E allora, pur nella consapevolezza che l’intero sistema industriale italiano è a rischio paralisi tra aumenti delle materie prime, difficoltà di approvvigionamento delle forniture e costo dell’energia, vi è la preoccupazione delle associazioni industriali della debolezza del decreto energia recente del CdM di determinazione di cui c’è assoluto bisogno in periodi eccezionali come quelli che stiamo vivendo. Tra le imprese del Nord c’è fortissima preoccupazione: occorre intervenire immediatamente, con ogni misura possibile e sostenibile, per compensare l’aumento dei costi dell’energia – anche attraverso un price cap/tetto sui prezzi – e gli effetti delle sanzioni legate alla guerra per i settori o le imprese direttamente colpite. L’Italia e la sua industria stanno pagando un prezzo molto alto in Europa.

La trasparenza del mercato energetico deve poter permettere di legare al costo delle forniture il prezzo al cliente, non ai valori oscillatori delle speculazioni quotidiane. Anche il sistema fiscale che grava sui prodotti energetici va reso lineare, chiaro e trasparente. Non è possibile che le imposte raddoppino il costo del carburante e siano la sommatoria di accise accumulate nei decenni senza più alcun riferimento alla situazione attuale.

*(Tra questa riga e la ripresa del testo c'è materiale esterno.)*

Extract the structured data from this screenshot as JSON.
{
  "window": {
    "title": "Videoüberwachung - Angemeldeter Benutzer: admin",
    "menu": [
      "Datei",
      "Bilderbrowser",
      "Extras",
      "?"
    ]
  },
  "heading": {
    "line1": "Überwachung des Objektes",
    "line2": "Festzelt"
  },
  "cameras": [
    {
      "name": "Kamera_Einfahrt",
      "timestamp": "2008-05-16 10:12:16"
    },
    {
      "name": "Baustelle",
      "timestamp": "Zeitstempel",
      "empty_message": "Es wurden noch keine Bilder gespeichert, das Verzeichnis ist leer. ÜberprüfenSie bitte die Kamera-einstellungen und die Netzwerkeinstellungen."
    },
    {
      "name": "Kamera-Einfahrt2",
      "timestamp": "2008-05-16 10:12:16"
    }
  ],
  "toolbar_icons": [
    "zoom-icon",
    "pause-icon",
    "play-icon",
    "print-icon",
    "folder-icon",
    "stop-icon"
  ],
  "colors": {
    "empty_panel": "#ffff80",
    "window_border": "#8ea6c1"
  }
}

Perché non prendere esempio dal Portogallo, dove il governo ha chiesto alla UE la riduzione dell’aliquota IVA dal 23% al 13%? La scelta di intervenire con “sconti” e ristori temporanei limitati nel tempo e negli impatti pare in contrasto con le previsioni, anche quelle meno pessimistiche, di alti livelli dei prezzi sui mercati energetici prolungati nel tempo. Il problema della insostenibilità grava sulle ipotesi o gli scenari di riduzione “teorici” dei consumi energetici dell’industria. Le strategie europee, a partire dal Fit for 55, vanno riviste in una logica di transizione “sostenibile”, non di obiettivi irraggiungibili per tutti i settori industriali, dalle plastiche all’auto. La transizione va discussa velocemente, condivisa e programmata insieme all’industria.

Visto il diverso impatto del costo dell’energia nei vari paesi europei, le imprese italiane sono quelle la cui competitività è maggiormente a rischio. Dobbiamo definire rapidamente un vero e proprio Piano energetico nazionale che preveda un nuovo mix di forniture e fonti accelerando la realizzazione degli impianti di rinnovabili sbloccando, nell’interesse nazionale, gli iter autorizzativi, oggi di fatto bloccati in molti ambiti ed aree.

Così come è indispensabile accelerare l’aumento del prelievo nazionale di gas, anche con nuove esplorazioni, e riattivare gli investimenti previsti sui rigassificatori. È evidente che il Pnrr su alcune voci va rimodulato in funzione della necessità di sostenere gli investimenti in campo energetico, mentre con maggiore decisione devono essere riprese le riforme timidamente approcciate in questi mesi: prima di tutte quella del fisco, intervenendo strutturalmente sul cuneo fiscale. Gli effetti dell’inflazione sui salari rischiano di essere ulteriormente “deprimenti” per l’economia e per le imprese italiane.